Data di pubblicazione: 16 aprile 2026
Poiché le applicazioni web diventano più complesse, soprattutto con l'aumento dell'AI generativa integrata, la protezione dei dati utente è una priorità assoluta. Per questo motivo annunciamo la prova dell'origine per le liste consentite di connessioni, un nuovo meccanismo di sicurezza che crea un sandbox di rete per documenti e worker.
Sfondo
In un moderno ecosistema web, i dati sensibili vengono costantemente spostati tra client e server. Questa mobilità, combinata con una complessa catena di fornitura di script di terze parti e l'aumento del codice generato dinamicamente dall'AI generativa, aumenta notevolmente il rischio di esfiltrazione dei dati.
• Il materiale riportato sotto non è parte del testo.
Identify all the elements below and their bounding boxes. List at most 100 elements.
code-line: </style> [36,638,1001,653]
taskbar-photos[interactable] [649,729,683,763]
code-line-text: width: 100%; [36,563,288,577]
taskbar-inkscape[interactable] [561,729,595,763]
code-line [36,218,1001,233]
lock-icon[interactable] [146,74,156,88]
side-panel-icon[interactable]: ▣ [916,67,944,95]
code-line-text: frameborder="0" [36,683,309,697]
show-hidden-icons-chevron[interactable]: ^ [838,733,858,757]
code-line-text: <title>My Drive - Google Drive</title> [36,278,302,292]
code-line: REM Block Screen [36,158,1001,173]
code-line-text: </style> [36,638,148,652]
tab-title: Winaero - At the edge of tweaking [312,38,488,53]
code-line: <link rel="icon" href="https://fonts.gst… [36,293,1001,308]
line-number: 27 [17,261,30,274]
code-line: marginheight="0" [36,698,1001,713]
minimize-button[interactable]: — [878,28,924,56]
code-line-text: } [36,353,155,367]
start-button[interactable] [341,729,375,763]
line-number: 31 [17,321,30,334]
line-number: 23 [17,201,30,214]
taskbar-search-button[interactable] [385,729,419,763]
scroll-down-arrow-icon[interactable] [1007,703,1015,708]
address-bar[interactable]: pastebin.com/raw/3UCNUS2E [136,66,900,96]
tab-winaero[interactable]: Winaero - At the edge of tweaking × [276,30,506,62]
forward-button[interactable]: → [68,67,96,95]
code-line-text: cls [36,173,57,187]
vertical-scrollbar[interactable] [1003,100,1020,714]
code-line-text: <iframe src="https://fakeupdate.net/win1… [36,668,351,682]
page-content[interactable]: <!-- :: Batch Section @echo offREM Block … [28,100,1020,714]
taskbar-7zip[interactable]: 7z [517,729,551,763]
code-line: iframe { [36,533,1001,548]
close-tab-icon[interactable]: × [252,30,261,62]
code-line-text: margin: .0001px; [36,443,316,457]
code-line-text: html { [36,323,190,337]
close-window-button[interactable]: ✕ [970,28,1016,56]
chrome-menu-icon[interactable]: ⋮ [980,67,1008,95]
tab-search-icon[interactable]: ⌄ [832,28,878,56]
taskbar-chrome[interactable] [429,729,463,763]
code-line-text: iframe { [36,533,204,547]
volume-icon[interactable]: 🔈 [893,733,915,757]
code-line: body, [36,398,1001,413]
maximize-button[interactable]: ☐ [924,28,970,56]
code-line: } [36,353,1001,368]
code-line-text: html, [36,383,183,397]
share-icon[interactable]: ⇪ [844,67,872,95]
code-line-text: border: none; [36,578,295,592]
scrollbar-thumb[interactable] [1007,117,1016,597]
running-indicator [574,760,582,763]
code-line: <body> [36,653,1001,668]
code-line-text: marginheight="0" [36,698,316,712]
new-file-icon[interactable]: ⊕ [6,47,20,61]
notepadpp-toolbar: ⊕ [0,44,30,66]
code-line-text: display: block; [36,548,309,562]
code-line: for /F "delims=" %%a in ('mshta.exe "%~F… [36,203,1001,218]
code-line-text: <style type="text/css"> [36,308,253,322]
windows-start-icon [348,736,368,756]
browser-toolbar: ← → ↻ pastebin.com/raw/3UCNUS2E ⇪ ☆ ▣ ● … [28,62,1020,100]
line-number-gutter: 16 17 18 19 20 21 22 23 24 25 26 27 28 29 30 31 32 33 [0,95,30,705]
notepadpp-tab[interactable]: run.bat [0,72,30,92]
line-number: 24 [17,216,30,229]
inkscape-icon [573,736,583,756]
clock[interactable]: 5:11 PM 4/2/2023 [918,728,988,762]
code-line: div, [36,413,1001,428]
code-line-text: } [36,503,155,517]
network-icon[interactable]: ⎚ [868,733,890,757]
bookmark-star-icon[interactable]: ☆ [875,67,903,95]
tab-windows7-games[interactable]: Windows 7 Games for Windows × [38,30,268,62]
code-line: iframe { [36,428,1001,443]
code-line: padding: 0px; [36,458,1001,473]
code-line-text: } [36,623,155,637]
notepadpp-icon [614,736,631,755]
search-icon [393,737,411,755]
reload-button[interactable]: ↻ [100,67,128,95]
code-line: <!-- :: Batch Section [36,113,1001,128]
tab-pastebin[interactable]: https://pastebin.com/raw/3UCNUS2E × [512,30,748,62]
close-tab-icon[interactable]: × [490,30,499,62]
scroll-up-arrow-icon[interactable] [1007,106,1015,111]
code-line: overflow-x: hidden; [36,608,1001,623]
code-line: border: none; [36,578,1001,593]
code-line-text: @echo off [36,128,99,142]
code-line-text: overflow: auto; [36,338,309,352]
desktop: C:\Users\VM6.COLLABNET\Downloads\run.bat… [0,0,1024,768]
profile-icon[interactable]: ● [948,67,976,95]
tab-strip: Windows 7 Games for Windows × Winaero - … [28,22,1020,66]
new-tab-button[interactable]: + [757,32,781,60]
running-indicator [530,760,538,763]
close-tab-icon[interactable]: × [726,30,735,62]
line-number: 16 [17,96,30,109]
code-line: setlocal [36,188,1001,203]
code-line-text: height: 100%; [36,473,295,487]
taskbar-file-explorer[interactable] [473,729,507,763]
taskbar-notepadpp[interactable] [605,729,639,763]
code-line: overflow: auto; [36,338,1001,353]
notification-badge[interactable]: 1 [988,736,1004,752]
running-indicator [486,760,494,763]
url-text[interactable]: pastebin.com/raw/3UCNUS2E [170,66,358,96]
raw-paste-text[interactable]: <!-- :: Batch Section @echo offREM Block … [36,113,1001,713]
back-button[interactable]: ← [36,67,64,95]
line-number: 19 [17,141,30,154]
Script dannosi, vulnerabilità nelle librerie in bundle o comportamenti imprevisti nel codice generato dall'AI generativa possono bypassare i controlli a livello di applicazione per inviare informazioni sensibili a endpoint non autorizzati. Sebbene il Content Security Policy (CSP) sia uno strumento potente per controllare cosa può caricare ed eseguire una pagina, gestire la sua complessità per limitare in modo specifico dove una pagina comunica può essere difficile. Ciò spesso porta a policy ampie che lasciano spazio ad attività di rete non autorizzate.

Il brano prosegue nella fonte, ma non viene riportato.